Pestizide gefährden die Bienen und alle anderen Insekten in der Schweiz: Anlässlich des 3. Weltbienentages macht ein Komitee von 50 Imkerinnen und Imkern auf die alarmierende Situation der Bienen aufmerksam. 

  • Pestizide aus der intensiven Landwirtschaft töten Bienen, Wildbestäuber und andere Insekten. In der Schweiz sind bereits die Hälfte aller Insekten bedroht.
  • Die Landwirtschaft ist in hohem Masse auf die Bestäubungsleistung der Bienen und Wildbestäuber angewiesen. Ihr ökonomischer Wert veranschlagt der Bund auf jährlich fast eine halbe Milliarde Franken. 
  • Ein Imker-Komitee macht nun auf die alarmierende Situation der Insekten aufmerksam und plädiert für ein 2xJa zu den zwei Pestizid-Initiativen am 13. Juni.   

 

Zitat Helena Greter, Zürcher Imkerin und Biologin: 

«Pestizide sind ein zusätzlicher, gefährlicher Stressfaktor für Bienen und andere Bestäuber. Sie greifen den Fitness- und den Orientierungssinn der Insekten an.»  

Zitat Anita Salzmann, Walliser Imkerin und Projektleiterin Wildbienen

«Damit Bienen auch in Zukunft unsere Ernährung sicherstellen, brauchen sie unsere Unterstützung. Es braucht ein 2xJa zur Pestizid- und Trinkwasserinitiative!»

 

Imkerinnen und Imker stellen fest, dass Pestizide nicht nur Honigbienen massiven Schaden zufügen, sondern auch den etwa 600 Wildbienenarten im Land sowie den übrigen Insekten.  Schätzungsweise 75 Prozent der Biomasse von Insekten wurden in den letzten drei Jahrzehnten dezimiert. Unter den neueren Insektiziden sind die Neonicotinoide besonders schädlich, da sie in sehr geringen Konzentrationen wirken. Sie greifen das Nervensystem an, nicht nur von Insekten, sondern auch von Wirbeltieren, einschliesslich des Menschen. Aber auch Fungizide und Herbizide sind beteiligt. All diese Produkte reichern sich im Boden an, werden in die Gewässer ausgewaschen und landen letztlich in unserem Trinkwasser…

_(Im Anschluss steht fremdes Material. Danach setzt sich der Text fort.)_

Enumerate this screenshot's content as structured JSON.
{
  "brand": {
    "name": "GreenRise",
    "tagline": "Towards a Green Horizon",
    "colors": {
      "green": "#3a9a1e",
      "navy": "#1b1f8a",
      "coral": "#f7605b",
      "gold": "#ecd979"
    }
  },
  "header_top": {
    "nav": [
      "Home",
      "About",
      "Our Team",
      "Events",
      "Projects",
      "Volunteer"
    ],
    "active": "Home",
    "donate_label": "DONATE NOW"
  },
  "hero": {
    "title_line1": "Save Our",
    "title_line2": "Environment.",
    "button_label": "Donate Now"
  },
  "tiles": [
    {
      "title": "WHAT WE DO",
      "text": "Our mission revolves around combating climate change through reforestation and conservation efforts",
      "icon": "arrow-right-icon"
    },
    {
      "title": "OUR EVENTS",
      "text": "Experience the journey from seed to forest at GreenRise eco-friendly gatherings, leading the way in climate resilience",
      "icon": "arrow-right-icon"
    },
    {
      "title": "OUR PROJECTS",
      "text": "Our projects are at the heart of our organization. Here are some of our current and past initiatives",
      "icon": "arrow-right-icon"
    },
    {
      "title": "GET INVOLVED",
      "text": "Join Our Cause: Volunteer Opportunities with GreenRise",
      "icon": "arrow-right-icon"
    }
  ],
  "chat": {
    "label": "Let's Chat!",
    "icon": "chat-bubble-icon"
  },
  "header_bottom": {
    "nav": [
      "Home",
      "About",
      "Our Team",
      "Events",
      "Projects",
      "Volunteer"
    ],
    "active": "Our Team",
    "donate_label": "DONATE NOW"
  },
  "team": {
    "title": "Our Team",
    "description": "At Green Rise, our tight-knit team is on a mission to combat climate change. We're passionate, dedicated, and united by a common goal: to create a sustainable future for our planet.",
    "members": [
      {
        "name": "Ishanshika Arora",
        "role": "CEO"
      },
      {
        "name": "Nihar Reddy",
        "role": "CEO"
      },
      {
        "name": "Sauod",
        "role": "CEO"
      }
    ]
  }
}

Honig- und Wildbienen werden durch Pestizide gleich in mehrfacher Hinsicht geschädigt: Sie nehmen die chemisch-synthetischen Wirkstoffe meist über den Nektar und Pollen der Blüten auf. Honigbienen tragen etwa 90 Prozent davon zurück in den Bienenstock. Dort können sie das gesamte Volk einschliesslich der Brut schädigen und sich auch im Honig und Wachs anreichern. Wie Daten des Deutschen Bienenmonitorings (Debimo) zeigen, sind Bienen in Agrarlandschaften einem Cocktail aus durchschnittlich 6,5 und in der Spitze bis zu 25 Wirkstoffen ausgesetzt.  In der Schweiz gibt es bis dato leider kein vergleichbares Monitoring. Doch auch hier ist die Situation für die Insekten desolat: Bereits über die Hälfte der Insektenarten sind in der Schweiz gefährdet. Besonders betroffen sind Insekten des Landwirtschaftsgebiets. Durch den Einsatz von zu vielen Ackergiften, Stickstoff- und Phosphordünger schwindet die Nahrungsgrundlage vieler Tiere. Zudem fehlen in den ausgeräumten Agrarlandschaften Futter- und Nistgelegenheiten. Dabei ist die  Bestäubungsleistung von Bienen und Wildbestäuber für Schweizer Acker- und Obstkulturen absolut zentral. Die Imkerei trägt gemäss einer Studie des Bundes fast eine halbe Milliarde Franken pro Jahr zur landwirtschaftlichen Produktion in der Schweiz bei. Umso unverständlicher ist es, dass die Insekten in der Schweiz nicht konsequenter geschützt werden. 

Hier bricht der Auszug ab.